De golpe Yoshida comprende que no tiene salida. Acuden a su mente las primeras páginas de todos los periódicos que han publicado el homicidio de Jochen Welder y Arijane Parker. Hace días que los informativos repiten los detalles escalofriantes de esos dos crímenes, incluida la firma con sangre dejada por el asesino en la mesa de un barco. Las mismas palabras que acaba de pronunciar el hombre sentado ahora frente a él. Lo invade el desaliento. Nadie vendrá en su rescate, porque nadie conoce la existencia de la habitación secreta. Aunque sus vigilantes le buscaran, al no encontrarle en la casa saldrían a buscarle fuera.

Yoshida vuelve a gemir y se mueve en la silla, presa del pánico.

– Usted tiene algo que me interesa, señor Yoshida, algo que me interesa mucho. Por eso le he hablado de un intercambio.

Se levanta y va a abrir el mueble que contiene las cintas VHS.

Saca una cinta virgen, le quita la envoltura y la coloca en la video-grabadora.

Pulsa el botón REC, para iniciar la grabación.

– Algo para mi propio placer, a cambio de algo que le dará placer a usted.

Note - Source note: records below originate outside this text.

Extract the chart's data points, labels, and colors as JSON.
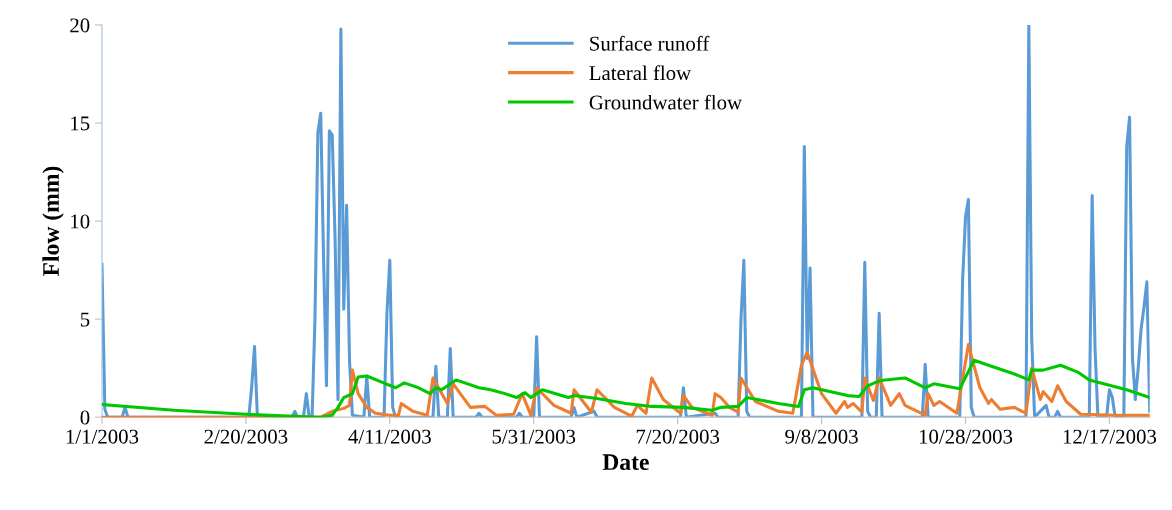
{
  "chart_data": {
    "type": "line",
    "xlabel": "Date",
    "ylabel": "Flow (mm)",
    "xlim": [
      "2003-01-01",
      "2003-12-31"
    ],
    "xticks": [
      {
        "value": "2003-01-01",
        "label": "1/1/2003"
      },
      {
        "value": "2003-02-20",
        "label": "2/20/2003"
      },
      {
        "value": "2003-04-11",
        "label": "4/11/2003"
      },
      {
        "value": "2003-05-31",
        "label": "5/31/2003"
      },
      {
        "value": "2003-07-20",
        "label": "7/20/2003"
      },
      {
        "value": "2003-09-08",
        "label": "9/8/2003"
      },
      {
        "value": "2003-10-28",
        "label": "10/28/2003"
      },
      {
        "value": "2003-12-17",
        "label": "12/17/2003"
      }
    ],
    "ylim": [
      0,
      20
    ],
    "yticks": [
      0,
      5,
      10,
      15,
      20
    ],
    "grid": false,
    "legend": "top",
    "marker": "none",
    "line_style": "solid",
    "series": [
      {
        "name": "Surface runoff",
        "color": "#5b9bd5",
        "x": [
          "2003-01-01",
          "2003-01-02",
          "2003-01-03",
          "2003-01-08",
          "2003-01-09",
          "2003-01-10",
          "2003-02-21",
          "2003-02-22",
          "2003-02-23",
          "2003-02-24",
          "2003-03-08",
          "2003-03-09",
          "2003-03-10",
          "2003-03-12",
          "2003-03-13",
          "2003-03-14",
          "2003-03-15",
          "2003-03-16",
          "2003-03-17",
          "2003-03-18",
          "2003-03-19",
          "2003-03-20",
          "2003-03-21",
          "2003-03-22",
          "2003-03-23",
          "2003-03-24",
          "2003-03-25",
          "2003-03-26",
          "2003-03-27",
          "2003-03-28",
          "2003-03-29",
          "2003-04-02",
          "2003-04-03",
          "2003-04-04",
          "2003-04-09",
          "2003-04-10",
          "2003-04-11",
          "2003-04-12",
          "2003-04-13",
          "2003-04-26",
          "2003-04-27",
          "2003-04-28",
          "2003-05-01",
          "2003-05-02",
          "2003-05-03",
          "2003-05-11",
          "2003-05-12",
          "2003-05-13",
          "2003-05-25",
          "2003-05-26",
          "2003-05-27",
          "2003-05-31",
          "2003-06-01",
          "2003-06-02",
          "2003-06-13",
          "2003-06-14",
          "2003-06-15",
          "2003-06-21",
          "2003-06-22",
          "2003-07-21",
          "2003-07-22",
          "2003-07-23",
          "2003-08-02",
          "2003-08-03",
          "2003-08-10",
          "2003-08-11",
          "2003-08-12",
          "2003-08-13",
          "2003-08-14",
          "2003-09-01",
          "2003-09-02",
          "2003-09-03",
          "2003-09-04",
          "2003-09-05",
          "2003-09-22",
          "2003-09-23",
          "2003-09-24",
          "2003-09-25",
          "2003-09-27",
          "2003-09-28",
          "2003-09-29",
          "2003-10-13",
          "2003-10-14",
          "2003-10-15",
          "2003-10-26",
          "2003-10-27",
          "2003-10-28",
          "2003-10-29",
          "2003-10-30",
          "2003-10-31",
          "2003-11-18",
          "2003-11-19",
          "2003-11-20",
          "2003-11-21",
          "2003-11-25",
          "2003-11-26",
          "2003-11-28",
          "2003-11-29",
          "2003-11-30",
          "2003-12-10",
          "2003-12-11",
          "2003-12-12",
          "2003-12-13",
          "2003-12-16",
          "2003-12-17",
          "2003-12-18",
          "2003-12-19",
          "2003-12-22",
          "2003-12-23",
          "2003-12-24",
          "2003-12-25",
          "2003-12-26",
          "2003-12-27",
          "2003-12-28",
          "2003-12-29",
          "2003-12-30",
          "2003-12-31"
        ],
        "values": [
          7.8,
          0.4,
          0,
          0,
          0.5,
          0,
          0,
          1.5,
          3.6,
          0,
          0,
          0.3,
          0,
          0,
          1.2,
          0,
          0,
          5,
          14.5,
          15.5,
          8,
          1.6,
          14.6,
          14.4,
          9,
          0.9,
          19.8,
          5.5,
          10.8,
          2.9,
          0.1,
          0,
          2.1,
          0,
          0,
          5.3,
          8,
          0.5,
          0,
          0,
          2.6,
          0,
          0,
          3.5,
          0,
          0,
          0.2,
          0,
          0,
          0.2,
          0,
          0,
          4.1,
          0,
          0,
          0.5,
          0,
          0.3,
          0,
          0,
          1.5,
          0,
          0.2,
          0,
          0,
          5,
          8,
          0.3,
          0,
          0,
          13.8,
          3,
          7.6,
          0,
          0,
          7.9,
          0.3,
          0,
          0,
          5.3,
          0,
          0,
          2.7,
          0,
          0,
          7,
          10.2,
          11.1,
          0.5,
          0,
          0,
          20,
          4,
          0,
          0.6,
          0,
          0,
          0.3,
          0,
          0,
          11.3,
          3.5,
          0,
          0,
          1.4,
          1.0,
          0,
          0,
          13.8,
          15.3,
          3,
          0.9,
          2.5,
          4.5,
          5.6,
          6.9,
          0.3
        ]
      },
      {
        "name": "Lateral flow",
        "color": "#ed7d31",
        "x": [
          "2003-01-01",
          "2003-03-18",
          "2003-03-22",
          "2003-03-26",
          "2003-03-28",
          "2003-03-29",
          "2003-03-31",
          "2003-04-03",
          "2003-04-06",
          "2003-04-11",
          "2003-04-14",
          "2003-04-15",
          "2003-04-19",
          "2003-04-24",
          "2003-04-26",
          "2003-05-01",
          "2003-05-03",
          "2003-05-09",
          "2003-05-14",
          "2003-05-18",
          "2003-05-24",
          "2003-05-27",
          "2003-05-30",
          "2003-06-01",
          "2003-06-07",
          "2003-06-13",
          "2003-06-14",
          "2003-06-20",
          "2003-06-22",
          "2003-06-28",
          "2003-07-04",
          "2003-07-06",
          "2003-07-09",
          "2003-07-11",
          "2003-07-15",
          "2003-07-21",
          "2003-07-22",
          "2003-07-25",
          "2003-08-01",
          "2003-08-02",
          "2003-08-04",
          "2003-08-07",
          "2003-08-10",
          "2003-08-11",
          "2003-08-16",
          "2003-08-24",
          "2003-08-29",
          "2003-09-01",
          "2003-09-03",
          "2003-09-08",
          "2003-09-13",
          "2003-09-16",
          "2003-09-17",
          "2003-09-19",
          "2003-09-22",
          "2003-09-23",
          "2003-09-26",
          "2003-09-28",
          "2003-10-02",
          "2003-10-05",
          "2003-10-07",
          "2003-10-14",
          "2003-10-15",
          "2003-10-17",
          "2003-10-19",
          "2003-10-25",
          "2003-10-29",
          "2003-11-02",
          "2003-11-05",
          "2003-11-06",
          "2003-11-09",
          "2003-11-14",
          "2003-11-18",
          "2003-11-20",
          "2003-11-23",
          "2003-11-24",
          "2003-11-27",
          "2003-11-29",
          "2003-12-02",
          "2003-12-07",
          "2003-12-19",
          "2003-12-31"
        ],
        "values": [
          0,
          0,
          0.3,
          0.45,
          0.6,
          2.4,
          1.2,
          0.5,
          0.2,
          0.1,
          0.1,
          0.7,
          0.3,
          0.1,
          2.0,
          0.7,
          1.7,
          0.5,
          0.55,
          0.1,
          0.15,
          1.2,
          0.1,
          1.5,
          0.6,
          0.2,
          1.4,
          0.25,
          1.4,
          0.5,
          0.05,
          0.6,
          0.2,
          2.0,
          0.9,
          0.2,
          1.1,
          0.5,
          0.1,
          1.2,
          1.0,
          0.5,
          0.25,
          2.0,
          0.8,
          0.3,
          0.2,
          2.65,
          3.3,
          1.2,
          0.2,
          0.8,
          0.5,
          0.7,
          0.25,
          2.0,
          0.85,
          2.0,
          0.6,
          1.2,
          0.6,
          0.1,
          1.2,
          0.6,
          0.8,
          0.2,
          3.7,
          1.5,
          0.7,
          0.9,
          0.4,
          0.5,
          0.2,
          2.5,
          0.9,
          1.3,
          0.8,
          1.6,
          0.8,
          0.15,
          0.1,
          0.1
        ]
      },
      {
        "name": "Groundwater flow",
        "color": "#00c800",
        "x": [
          "2003-01-01",
          "2003-01-26",
          "2003-02-20",
          "2003-03-02",
          "2003-03-18",
          "2003-03-22",
          "2003-03-24",
          "2003-03-26",
          "2003-03-29",
          "2003-03-31",
          "2003-04-03",
          "2003-04-08",
          "2003-04-13",
          "2003-04-16",
          "2003-04-21",
          "2003-04-25",
          "2003-04-27",
          "2003-04-29",
          "2003-05-04",
          "2003-05-12",
          "2003-05-16",
          "2003-05-21",
          "2003-05-25",
          "2003-05-28",
          "2003-05-30",
          "2003-06-03",
          "2003-06-12",
          "2003-06-14",
          "2003-06-22",
          "2003-07-02",
          "2003-07-11",
          "2003-07-22",
          "2003-08-01",
          "2003-08-04",
          "2003-08-10",
          "2003-08-13",
          "2003-08-24",
          "2003-08-31",
          "2003-09-02",
          "2003-09-05",
          "2003-09-17",
          "2003-09-21",
          "2003-09-24",
          "2003-09-28",
          "2003-09-30",
          "2003-10-07",
          "2003-10-14",
          "2003-10-17",
          "2003-10-26",
          "2003-10-31",
          "2003-11-06",
          "2003-11-14",
          "2003-11-19",
          "2003-11-20",
          "2003-11-24",
          "2003-11-30",
          "2003-12-06",
          "2003-12-10",
          "2003-12-23",
          "2003-12-31"
        ],
        "values": [
          0.65,
          0.35,
          0.15,
          0.08,
          0.0,
          0.1,
          0.5,
          1.0,
          1.2,
          2.05,
          2.1,
          1.8,
          1.5,
          1.75,
          1.5,
          1.2,
          1.5,
          1.4,
          1.9,
          1.5,
          1.4,
          1.2,
          1.0,
          1.25,
          1.0,
          1.4,
          1.0,
          1.1,
          0.95,
          0.7,
          0.55,
          0.5,
          0.35,
          0.5,
          0.55,
          1.0,
          0.7,
          0.55,
          1.4,
          1.5,
          1.1,
          1.05,
          1.6,
          1.85,
          1.9,
          2.0,
          1.5,
          1.7,
          1.45,
          2.9,
          2.6,
          2.2,
          1.9,
          2.4,
          2.4,
          2.65,
          2.3,
          1.9,
          1.4,
          1.0
        ]
      }
    ]
  }
}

Con un movimiento fluido, introduce una mano en el bolsillo de la bata y al retirarla extrae un puñal que lanza un centelleo siniestro. Se acerca a Yoshida, que se agita salvajemente, olvidándose del alambre que le corta la carne. Con el mismo movimiento fluido le clava el puñal en un muslo. Los gemidos desesperados del prisionero se convierten en un grito de dolor sofocado por la cinta adhesiva que le tapa la boca.

– Esto es lo que se siente, señor Yoshida.

Este enésimo «señor Yoshida», pronunciado con voz sorda, suena en la estancia como un elogio fúnebre. El puñal manchado de sangre baja de nuevo, sobre el otro muslo de la víctima.